Gilding the lilies
New Zealand Listener|July 2 - 8, 2022
The sumptuousness of New York's Gilded Age extends beyond architecture to a host of gardens and features still on show today.
CLARE GLEESON
Gilding the lilies

The social jostling of the Knickerbocker families and the nouveau riche portrayed in Julian Fellowes' popular television series The T Gilded Age has highlighted the excess and extravagance that characterised New York's architecture of the time.

Fans will be delighted to know that production has officially begun on a second season. But in the meantime, for those who would like to see a little of the greener side of the New York of the Russells and the van Rhijns (the show's fictional versions of families such as the Astors and Vanderbilts), a trip to explore the city's parks and gardens is worth adding to your bucket list.
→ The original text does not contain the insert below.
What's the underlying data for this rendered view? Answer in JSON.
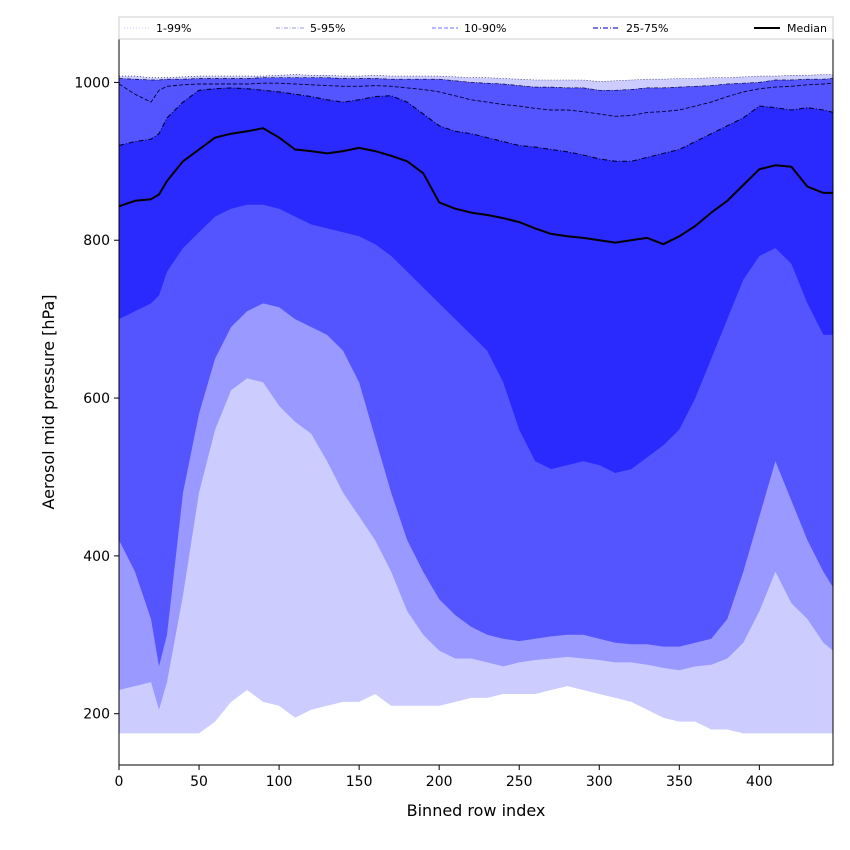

The centre of New York in the Gilded Age - the boom period that ran roughly from the 1870s into the early 20th century - was Fifth Avenue, which edges Central Park. At the heart of Manhattan and little changed since the beginning of the 20th century, the park was where society's elite families called "the Four Hundred" - rode, boated and rendezvoused. To be included in this group, a family had to be separated by at least three generations from the person who had made the family fortune. The US$1,000,000 in cash also required was not enough in itself to be accepted socially, as The Gilded Age character Bertha Russell discovers.

Within the park, both individuals and nature are celebrated. Monuments to New York notables include an impressive memorial wall to architect Richard Morris Hunt, a favourite of the "robber barons", as the era's powerful industrialists were dubbed. Hunt was the creator of several buildings on Fifth Avenue, as well as various Vanderbilt mansions. He also designed the Metropolitan Museum of Art's main entry hall and facade.